16 Mart Kürt Soykırım Günü Kabul Edilsin, Kürtlere Yönelik Her Türlü Saldırılar Durdurulsun

Bugün 16 Mart günü “Halepçe Katliamı” olarak adlandırılan ancak Saddam Hüseyin rejiminin Irak Kürdistan’ında Enfal Operasyonu kapsamında başta Halepçe olmak üzere Kürt şehirlerinde gerçekleştirdiği soykırımı anma günüdür.

Enfal Operasyonu, 29 Mart 1987 tarihinde başlatılmış ve 23 Nisan 1989’a kadar sürdürülmüştür. Bu operasyon kapsamında, Saddam Hüseyin’in yeğeni olan Kimyasal Ali lakaplı Ali Hassan Majit, Irak Devrim Komite Konseyi tarafından yetkilendirilerek, Irak Kürdistan’ının Kürtlerden arındırılması hedeflenmişti. Esasında Saddam rejiminin 1983’ten 1991’e kadar geçen sürede Kürtlere karşı sürdürdüğü arındırma politikası sonucunda yüz binlerce Kürt katledilmiştir.

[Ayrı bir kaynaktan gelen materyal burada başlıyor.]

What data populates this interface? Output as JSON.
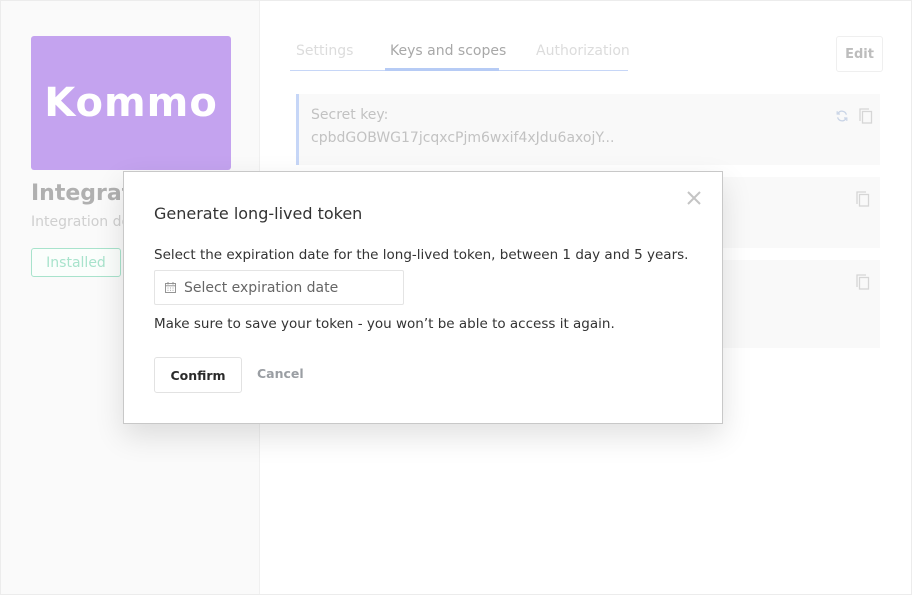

Sadece Enfal Operasyonunda öldürülen Kürt sayısının 180 bin ile 210 bin arasında olduğu tahmin edilmektedir.

16 Mart 1988 günü başlatılan ve 3 gün süren hava saldırılarında ise özellikle Irak Kürdistan’ındaki Halepçe Kasabası ve civarı kimyasal silahlarla bombalanmış ve bu saldırıda 12 bin kişi yaşamını yitirmiştir.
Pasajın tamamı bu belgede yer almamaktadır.